By Michael Blaustein and Jamie Schram
The New York Post
NEW YORK — A sobbing father said it was definitely an NYPD cop who fatally delayed his 11-year-old asthmatic daughter’s desperate dash to a hospital - but police cast doubt on the grieving family’s claims.
Michael Ojeda said yesterday his daughter, Briana, died after a uniformed officer in a police cruiser tried to box in a car driven by his wife, Carmen, as she tried to rush to Long Island College Hospital.
“He was NYPD from the 76th Precinct. It was right on the side of the car,” Ojeda told The Post.
But police showed photos of all the officers in the precinct to Carmen Ojeda and other witnesses, “and none has been picked out,” NYPD spokesman Paul Browne said.
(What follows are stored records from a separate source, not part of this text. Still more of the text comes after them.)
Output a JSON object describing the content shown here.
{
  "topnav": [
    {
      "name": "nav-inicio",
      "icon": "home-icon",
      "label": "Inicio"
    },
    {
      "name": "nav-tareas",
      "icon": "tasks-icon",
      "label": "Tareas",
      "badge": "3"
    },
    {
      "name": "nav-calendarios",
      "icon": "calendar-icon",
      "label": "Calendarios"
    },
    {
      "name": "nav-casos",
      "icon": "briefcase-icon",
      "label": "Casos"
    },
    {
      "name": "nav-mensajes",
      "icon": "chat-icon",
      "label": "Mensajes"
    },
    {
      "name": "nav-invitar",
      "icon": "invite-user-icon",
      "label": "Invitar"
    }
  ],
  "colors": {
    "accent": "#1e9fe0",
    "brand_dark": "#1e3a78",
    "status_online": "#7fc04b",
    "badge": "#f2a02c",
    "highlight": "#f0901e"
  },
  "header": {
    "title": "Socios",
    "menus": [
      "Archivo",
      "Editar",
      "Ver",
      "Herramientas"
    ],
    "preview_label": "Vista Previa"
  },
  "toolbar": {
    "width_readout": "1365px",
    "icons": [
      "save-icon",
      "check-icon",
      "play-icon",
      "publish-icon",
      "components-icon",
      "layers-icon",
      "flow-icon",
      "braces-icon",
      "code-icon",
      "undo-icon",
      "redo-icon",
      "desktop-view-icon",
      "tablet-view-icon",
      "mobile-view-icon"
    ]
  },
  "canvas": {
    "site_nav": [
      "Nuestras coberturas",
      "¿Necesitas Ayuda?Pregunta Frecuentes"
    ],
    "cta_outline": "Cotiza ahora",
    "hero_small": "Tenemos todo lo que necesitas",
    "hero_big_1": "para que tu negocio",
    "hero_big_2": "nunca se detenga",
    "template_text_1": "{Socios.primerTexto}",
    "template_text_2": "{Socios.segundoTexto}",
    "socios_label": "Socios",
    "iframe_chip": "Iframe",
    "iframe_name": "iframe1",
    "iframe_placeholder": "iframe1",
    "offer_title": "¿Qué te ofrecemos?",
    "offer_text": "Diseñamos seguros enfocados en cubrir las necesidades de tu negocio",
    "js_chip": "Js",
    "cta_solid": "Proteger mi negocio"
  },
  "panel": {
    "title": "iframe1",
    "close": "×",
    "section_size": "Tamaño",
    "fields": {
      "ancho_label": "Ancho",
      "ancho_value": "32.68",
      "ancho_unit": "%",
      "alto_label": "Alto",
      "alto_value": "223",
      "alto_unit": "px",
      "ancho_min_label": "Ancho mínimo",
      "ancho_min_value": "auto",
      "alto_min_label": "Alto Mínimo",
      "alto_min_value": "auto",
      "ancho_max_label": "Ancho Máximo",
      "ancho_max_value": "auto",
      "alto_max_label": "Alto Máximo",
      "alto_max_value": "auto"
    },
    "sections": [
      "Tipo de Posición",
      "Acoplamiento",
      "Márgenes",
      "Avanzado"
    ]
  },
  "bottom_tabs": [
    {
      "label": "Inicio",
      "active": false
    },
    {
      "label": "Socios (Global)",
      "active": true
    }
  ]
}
Briana was playing in Carroll Park in Carroll Gardens on Friday when she suffered an asthma attack, according to the family.
Her mother managed to drive her within three blocks of the hospital when she hit a parked car and flagged down the white marked car for help.
Michael Ojeda said he has a radio scanner and heard the cop who stopped his daughter misrepresent what happened when he called other officers.
Scott Voloshin, a good Samaritan who performed CPR on Briana, later insisted the man who stopped the family was an NYPD officer.
But Browne noted that the family claimed the man denied knowing CPR, in which all NYPD officers are trained.
The department “has not yet determined whether he was an NYPD officer or some other uniformed individual, such as an auxiliary [cop] or a traffic agent or a lookalike entity,” he said.